Funeral de Arafat quinta-feira e enterro sexta, diz secreta israelita
O chefe dos serviços secretos israelitas, Avi Dichter, disse perante que o funeral de Yasser Arafat deverá realizar-se quinta-feira no Cairo e o enterro sexta-feira em Ramallah.
Um acordo entre Israel e os palestinianos para o enterro do presidente palestiniano na Mukata, o quartel-general da Autoridade Palestiniana, em Ramallah, foi hoje oficialmente anunciado pelo ministro palestiniano encarregado das negociações de paz, Saeb Erakat.
Pouco depois, o porta-voz da presidência egípcia anunciou que o funeral de Arafat será realizado no Egipto, na sequência de um acordo entre os mais altos responsáveis egípcios e palestinianos.

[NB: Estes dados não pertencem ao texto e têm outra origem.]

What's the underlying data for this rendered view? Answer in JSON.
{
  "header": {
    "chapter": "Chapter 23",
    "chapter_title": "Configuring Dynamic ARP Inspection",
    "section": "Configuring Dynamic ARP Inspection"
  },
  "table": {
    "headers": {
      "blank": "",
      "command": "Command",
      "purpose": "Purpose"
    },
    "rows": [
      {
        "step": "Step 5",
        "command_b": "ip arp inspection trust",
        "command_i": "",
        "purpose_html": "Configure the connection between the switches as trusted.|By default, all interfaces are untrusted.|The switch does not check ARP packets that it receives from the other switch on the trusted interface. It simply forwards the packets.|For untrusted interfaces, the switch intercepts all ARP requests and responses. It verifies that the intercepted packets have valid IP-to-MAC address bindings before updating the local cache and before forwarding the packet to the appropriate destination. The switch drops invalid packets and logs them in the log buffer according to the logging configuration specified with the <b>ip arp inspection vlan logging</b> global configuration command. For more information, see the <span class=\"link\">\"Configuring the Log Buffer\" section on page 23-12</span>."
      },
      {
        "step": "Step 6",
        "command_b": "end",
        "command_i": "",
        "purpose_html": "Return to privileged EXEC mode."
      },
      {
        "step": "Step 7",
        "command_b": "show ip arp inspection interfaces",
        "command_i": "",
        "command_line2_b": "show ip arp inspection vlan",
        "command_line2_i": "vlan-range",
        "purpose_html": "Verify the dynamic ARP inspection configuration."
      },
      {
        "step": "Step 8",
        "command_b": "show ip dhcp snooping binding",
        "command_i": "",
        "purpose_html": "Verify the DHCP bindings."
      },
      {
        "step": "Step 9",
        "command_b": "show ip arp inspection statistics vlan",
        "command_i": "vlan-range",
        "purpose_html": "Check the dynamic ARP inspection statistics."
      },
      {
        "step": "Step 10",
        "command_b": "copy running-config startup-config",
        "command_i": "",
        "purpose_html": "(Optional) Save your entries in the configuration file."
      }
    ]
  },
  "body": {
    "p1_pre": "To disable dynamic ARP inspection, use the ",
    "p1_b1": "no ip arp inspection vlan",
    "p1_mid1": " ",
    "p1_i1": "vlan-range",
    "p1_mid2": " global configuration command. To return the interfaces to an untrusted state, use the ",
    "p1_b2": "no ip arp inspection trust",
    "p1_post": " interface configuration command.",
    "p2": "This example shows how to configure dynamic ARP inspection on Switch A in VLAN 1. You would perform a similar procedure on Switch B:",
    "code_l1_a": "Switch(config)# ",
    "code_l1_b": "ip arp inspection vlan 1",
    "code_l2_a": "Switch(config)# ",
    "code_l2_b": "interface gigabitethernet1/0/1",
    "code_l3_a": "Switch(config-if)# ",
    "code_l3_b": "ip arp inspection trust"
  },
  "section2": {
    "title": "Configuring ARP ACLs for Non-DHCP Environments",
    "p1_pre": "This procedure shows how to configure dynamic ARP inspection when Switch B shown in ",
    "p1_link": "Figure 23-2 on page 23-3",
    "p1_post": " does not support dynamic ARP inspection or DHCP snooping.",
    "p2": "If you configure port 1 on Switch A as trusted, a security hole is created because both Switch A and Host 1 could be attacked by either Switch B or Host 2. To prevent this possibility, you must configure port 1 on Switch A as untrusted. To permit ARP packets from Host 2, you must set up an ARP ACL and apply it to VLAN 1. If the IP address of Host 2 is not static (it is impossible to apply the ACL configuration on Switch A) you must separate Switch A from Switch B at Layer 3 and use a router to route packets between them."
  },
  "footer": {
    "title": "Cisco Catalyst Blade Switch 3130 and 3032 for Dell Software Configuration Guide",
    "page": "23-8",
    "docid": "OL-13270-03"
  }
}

As agências internacionais noticiaram entretanto que várias escavadoras palestinianas entraram na Mukata - grande parte da qual foi destruída ao longo dos anos pelos bombardeamentos israelitas -, aparentemente para preparar o local para o enterro de Yasser Arafat.
Na reunião do gabinete de segurança do governo israelita, o primeiro-ministro, Ariel Sharon, disse esperar "o início de uma nova era no Médio Oriente", dependendo esta, frisou, de "os palestinianos porem termo ao terrorismo e ao incitamento à violência".
Esta é a primeira vez que Sharon se refere publicamente à crise palestiniana suscitada pelo agravamento da saúde de Yasser Arafat, embora continue sem mencionar expressamente o presidente palestiniano.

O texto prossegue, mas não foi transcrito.